In short, iOS notifications are a notable weakness across the platform—but one that changes completely this fall with the release of iOS 5.
iOS 5 introduces Notifications Center. It's accessible at any time, from any app, with a single swipe straight down from the top of your device. Notifications Center displays your received alerts, organized by app and timestamped. Tap on a specific notification, and you're taken directly to the right place in the appropriate app. Notifications Center alone solves the problem of dealing with stacked alerts; it's easy to swipe through a list of all your received notifications.
You can clear out old notifications manually. There's a small X associated with each app listed in Notifications Center. When you tap it, it turns into the word Clear; tap that, and you remove all of the app's old notifications. Old notifications aren't removed automatically—though that seems like the sort of sentiment that might need a "yet" attached. Don't be surprised if by iOS 5's official fall release (or a subsequent update shortly thereafter), developers can leverage an API to indicate when you've clearly processed the data from a notification (e.g., viewed your friend's play in Words With Friends), thus removing the notification automatically.

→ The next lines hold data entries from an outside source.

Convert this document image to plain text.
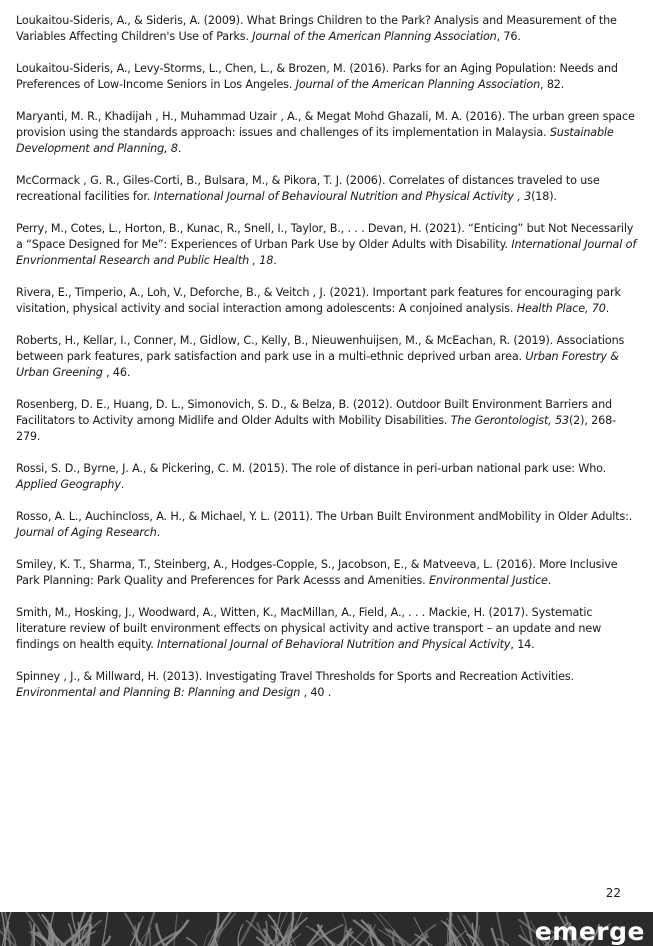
Loukaitou-Sideris, A., & Sideris, A. (2009). What Brings Children to the Park? Analysis and Measurement of the Variables Affecting Children's Use of Parks. Journal of the American Planning Association, 76.

Loukaitou-Sideris, A., Levy-Storms, L., Chen, L., & Brozen, M. (2016). Parks for an Aging Population: Needs and Preferences of Low-Income Seniors in Los Angeles. Journal of the American Planning Association, 82.

Maryanti, M. R., Khadijah , H., Muhammad Uzair , A., & Megat Mohd Ghazali, M. A. (2016). The urban green space provision using the standards approach: issues and challenges of its implementation in Malaysia. Sustainable Development and Planning, 8.

McCormack , G. R., Giles-Corti, B., Bulsara, M., & Pikora, T. J. (2006). Correlates of distances traveled to use recreational facilities for. International Journal of Behavioural Nutrition and Physical Activity , 3(18).

Perry, M., Cotes, L., Horton, B., Kunac, R., Snell, I., Taylor, B., . . . Devan, H. (2021). “Enticing” but Not Necessarily a “Space Designed for Me”: Experiences of Urban Park Use by Older Adults with Disability. International Journal of Envrionmental Research and Public Health , 18.

Rivera, E., Timperio, A., Loh, V., Deforche, B., & Veitch , J. (2021). Important park features for encouraging park visitation, physical activity and social interaction among adolescents: A conjoined analysis. Health Place, 70.

Roberts, H., Kellar, I., Conner, M., Gidlow, C., Kelly, B., Nieuwenhuijsen, M., & McEachan, R. (2019). Associations between park features, park satisfaction and park use in a multi-ethnic deprived urban area. Urban Forestry & Urban Greening , 46.

Rosenberg, D. E., Huang, D. L., Simonovich, S. D., & Belza, B. (2012). Outdoor Built Environment Barriers and Facilitators to Activity among Midlife and Older Adults with Mobility Disabilities. The Gerontologist, 53(2), 268-279.

Rossi, S. D., Byrne, J. A., & Pickering, C. M. (2015). The role of distance in peri-urban national park use: Who. Applied Geography.

Rosso, A. L., Auchincloss, A. H., & Michael, Y. L. (2011). The Urban Built Environment andMobility in Older Adults:. Journal of Aging Research.

Smiley, K. T., Sharma, T., Steinberg, A., Hodges-Copple, S., Jacobson, E., & Matveeva, L. (2016). More Inclusive Park Planning: Park Quality and Preferences for Park Acesss and Amenities. Environmental Justice.

Smith, M., Hosking, J., Woodward, A., Witten, K., MacMillan, A., Field, A., . . . Mackie, H. (2017). Systematic literature review of built environment effects on physical activity and active transport – an update and new findings on health equity. International Journal of Behavioral Nutrition and Physical Activity, 14.

Spinney , J., & Millward, H. (2013). Investigating Travel Thresholds for Sports and Recreation Activities. Environmental and Planning B: Planning and Design , 40 .

22
emerge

Over in the Settings app, you can choose how your notifications are organized. If you sort by Time, the apps with the most recent alerts appear at the top of Notifications Center. If you choose Manual sort instead, you determine (still in the Settings app) the order in which apps will appear.

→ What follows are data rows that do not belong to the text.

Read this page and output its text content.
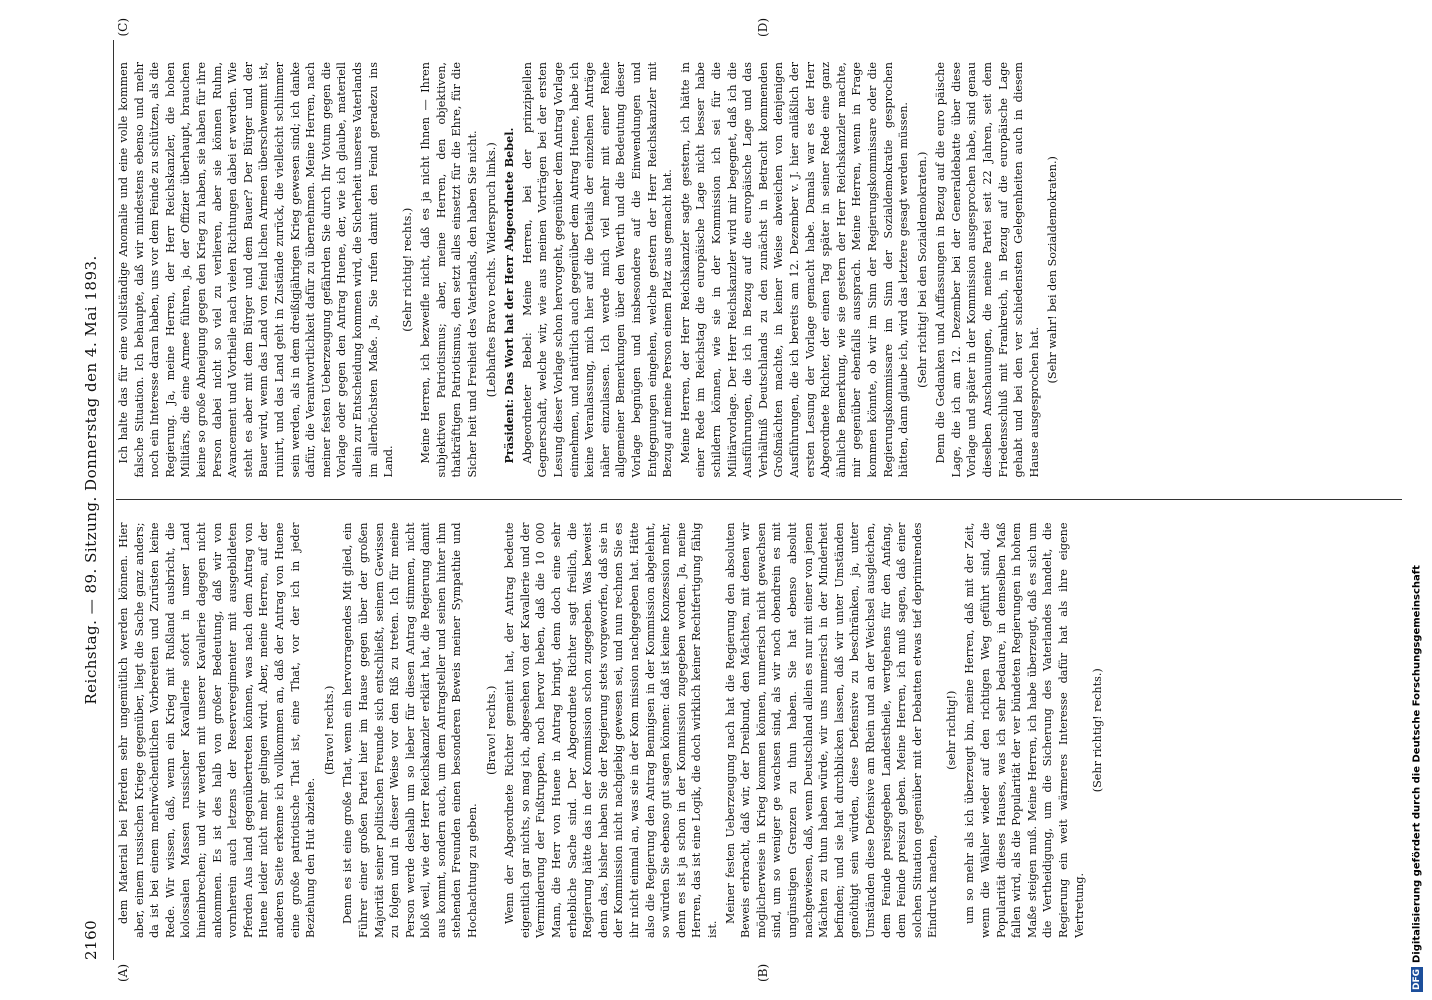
2160
Reichstag. — 89. Sitzung. Donnerstag den 4. Mai 1893.
(A)	(B)

dem Material bei Pferden sehr ungemütlich werden können. Hier aber, einem russischen Kriege gegenüber, liegt die Sache ganz anders; da ist bei einem mehrwöchentlichen Vorbereiten und Zurüsten keine Rede. Wir wissen, daß, wenn ein Krieg mit Rußland ausbricht, die kolossalen Massen russischer Kavallerie sofort in unser Land hineinbrechen; und wir werden mit unserer Kavallerie dagegen nicht ankommen. Es ist des halb von großer Bedeutung, daß wir von vornherein auch letzens der Reserveregimenter mit ausgebildeten Pferden Aus land gegenübertreten können, was nach dem Antrag von Huene leider nicht mehr gelingen wird. Aber, meine Herren, auf der anderen Seite erkenne ich vollkommen an, daß der Antrag von Huene eine große patriotische That ist, eine That, vor der ich in jeder Beziehung den Hut abziehe.

(Bravo! rechts.) Denn es ist eine große That, wenn ein hervorragendes Mit glied, ein Führer einer großen Partei hier im Hause gegen über der großen Majorität seiner politischen Freunde sich entschließt, seinem Gewissen zu folgen und in dieser Weise vor den Riß zu treten. Ich für meine Person werde deshalb um so lieber für diesen Antrag stimmen, nicht bloß weil, wie der Herr Reichskanzler erklärt hat, die Regierung damit aus kommt, sondern auch, um dem Antragsteller und seinen hinter ihm stehenden Freunden einen besonderen Beweis meiner Sympathie und Hochachtung zu geben.

(Bravo! rechts.) Wenn der Abgeordnete Richter gemeint hat, der Antrag bedeute eigentlich gar nichts, so mag ich, abgesehen von der Kavallerie und der Verminderung der Fußtruppen, noch hervor heben, daß die 10 000 Mann, die Herr von Huene in Antrag bringt, denn doch eine sehr erhebliche Sache sind. Der Abgeordnete Richter sagt freilich, die Regierung hätte das in der Kommission schon zugegeben. Was beweist denn das, bisher haben Sie der Regierung stets vorgeworfen, daß sie in der Kommission nicht nachgiebig gewesen sei, und nun rechnen Sie es ihr nicht einmal an, was sie in der Kom mission nachgegeben hat. Hätte also die Regierung den Antrag Bennigsen in der Kommission abgelehnt, so würden Sie ebenso gut sagen können: daß ist keine Konzession mehr, denn es ist ja schon in der Kommission zugegeben worden. Ja, meine Herren, das ist eine Logik, die doch wirklich keiner Rechtfertigung fähig ist.

Meiner festen Ueberzeugung nach hat die Regierung den absoluten Beweis erbracht, daß wir, der Dreibund, den Mächten, mit denen wir möglicherweise in Krieg kommen können, numerisch nicht gewachsen sind, um so weniger ge wachsen sind, als wir noch obendrein es mit ungünstigen Grenzen zu thun haben. Sie hat ebenso absolut nachgewiesen, daß, wenn Deutschland allein es nur mit einer von jenen Mächten zu thun haben würde, wir uns numerisch in der Minderheit befinden; und sie hat durchblicken lassen, daß wir unter Umständen genöthigt sein würden, diese Defensive zu beschränken, ja, unter Umständen diese Defensive am Rhein und an der Weichsel ausgleichen, dem Feinde preisgegeben Landestheile, wertgehens für den Anfang, dem Feinde preiszu geben. Meine Herren, ich muß sagen, daß einer solchen Situation gegenüber mit der Debatten etwas tief deprimirendes Eindruck machen,

(sehr richtig!) um so mehr als ich überzeugt bin, meine Herren, daß mit der Zeit, wenn die Wähler wieder auf den richtigen Weg geführt sind, die Popularität dieses Hauses, was ich sehr bedaure, in demselben Maß fallen wird, als die Popularität der ver bündeten Regierungen in hohem Maße steigen muß. Meine Herren, ich habe überzeugt, daß es sich um die Vertheidigung, um die Sicherung des Vaterlandes handelt, die Regierung ein weit wärmeres Interesse dafür hat als ihre eigene Vertretung.

(Sehr richtig! rechts.)

(C)	(D)

Ich halte das für eine vollständige Anomalie und eine volle kommen falsche Situation. Ich behaupte, daß wir mindestens ebenso und mehr noch ein Interesse daran haben, uns vor dem Feinde zu schützen, als die Regierung. Ja, meine Herren, der Herr Reichskanzler, die hohen Militärs, die eine Armee führen, ja, der Offizier überhaupt, brauchen keine so große Abneigung gegen den Krieg zu haben, sie haben für ihre Person dabei nicht so viel zu verlieren, aber sie können Ruhm, Avancement und Vortheile nach vielen Richtungen dabei er werden. Wie steht es aber mit dem Bürger und dem Bauer? Der Bürger und der Bauer wird, wenn das Land von feind lichen Armeen überschwemmt ist, ruinirt, und das Land geht in Zustände zurück, die vielleicht schlimmer sein werden, als in dem dreißigjährigen Krieg gewesen sind; ich danke dafür, die Verantwortlichkeit dafür zu übernehmen. Meine Herren, nach meiner festen Ueberzeugung gefährden Sie durch Ihr Votum gegen die Vorlage oder gegen den Antrag Huene, der, wie ich glaube, materiell allein zur Entscheidung kommen wird, die Sicherheit unseres Vaterlands im allerhöchsten Maße. Ja, Sie rufen damit den Feind geradezu ins Land.

(Sehr richtig! rechts.) Meine Herren, ich bezweifle nicht, daß es ja nicht Ihnen — Ihren subjektiven Patriotismus; aber, meine Herren, den objektiven, thatkräftigen Patriotismus, den setzt alles einsetzt für die Ehre, für die Sicher heit und Freiheit des Vaterlands, den haben Sie nicht. (Lebhaftes Bravo rechts. Widerspruch links.) Präsident: Das Wort hat der Herr Abgeordnete Bebel. Abgeordneter Bebel: Meine Herren, bei der prinzipiellen Gegnerschaft, welche wir, wie aus meinen Vorträgen bei der ersten Lesung dieser Vorlage schon hervorgeht, gegenüber dem Antrag Vorlage einnehmen, und natürlich auch gegenüber dem Antrag Huene, habe ich keine Veranlassung, mich hier auf die Details der einzelnen Anträge näher einzulassen. Ich werde mich viel mehr mit einer Reihe allgemeiner Bemerkungen über den Werth und die Bedeutung dieser Vorlage begnügen und insbesondere auf die Einwendungen und Entgegnungen eingehen, welche gestern der Herr Reichskanzler mit Bezug auf meine Person einem Platz aus gemacht hat. Meine Herren, der Herr Reichskanzler sagte gestern, ich hätte in einer Rede im Reichstag die europäische Lage nicht besser habe schildern können, wie sie in der Kommission ich sei für die Militärvorlage. Der Herr Reichskanzler wird mir begegnet, daß ich die Ausführungen, die ich in Bezug auf die europäische Lage und das Verhältniß Deutschlands zu den zunächst in Betracht kommenden Großmächten machte, in keiner Weise abweichen von denjenigen Ausführungen, die ich bereits am 12. Dezember v. J. hier anläßlich der ersten Lesung der Vorlage gemacht habe. Damals war es der Herr Abgeordnete Richter, der einen Tag später in seiner Rede eine ganz ähnliche Bemerkung, wie sie gestern der Herr Reichskanzler machte, mir gegenüber ebenfalls aussprach. Meine Herren, wenn in Frage kommen könnte, ob wir im Sinn der Regierungskommissare oder die Regierungskommissare im Sinn der Sozialdemokratie gesprochen hätten, dann glaube ich, wird das letztere gesagt werden müssen. (Sehr richtig! bei den Sozialdemokraten.) Denn die Gedanken und Auffassungen in Bezug auf die euro päische Lage, die ich am 12. Dezember bei der Generaldebatte über diese Vorlage und später in der Kommission ausgesprochen habe, sind genau dieselben Anschauungen, die meine Partei seit 22 Jahren, seit dem Friedensschluß mit Frankreich, in Bezug auf die europäische Lage gehabt und bei den ver schiedensten Gelegenheiten auch in diesem Hause ausgesprochen hat.

(Sehr wahr! bei den Sozialdemokraten.)

DFG
Digitalisierung gefördert durch die Deutsche Forschungsgemeinschaft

When new notifications arrive, you'll see a temporary, floating banner at the top of the screen—it looks a lot like Game Center notifications you may have encountered. Of course, those floating banners are a bit easier to miss if you've glanced away from the screen or are deeply engrossed in your app. Again, though, since each new alert gets saved in your Notifications Center, it's painless to check and ensure you're caught up.
Even though the "old" notifications approach was loved by no one, the modal box has its merits in certain cases. If you'd prefer that some alerts continue to pop up the familiar box, you can configure how apps' notifications appear on an app-by-app basis, again from within the Settings app. That way, you can re-enable the modal box for, say, text messages, if you prefer that those alerts be more prominent.
iOS 5 also revamps the lock screen. Notifications that arrive while your device is locked will stack up vertically on the lock screen, with the newest alerts listed first. While Notifications Center organizes alerts by app, the lock screen merely sorts them by time. Swipe to the right on a specific lock screen alert to navigate directly to the appropriate app.
While systemwide alert sounds—like the New Mail or Calendar alerts—are a different class of iOS notification entirely, they too score an update in iOS 5. For the first time, you can customize which built-in sound your devices use for alerts like those.
Although developers can already get their hands on a beta version of iOS 5, the rest of us will need to wait until this fall to benefit from this revamped notifications system—along with the rest of the upgrade's many improvements.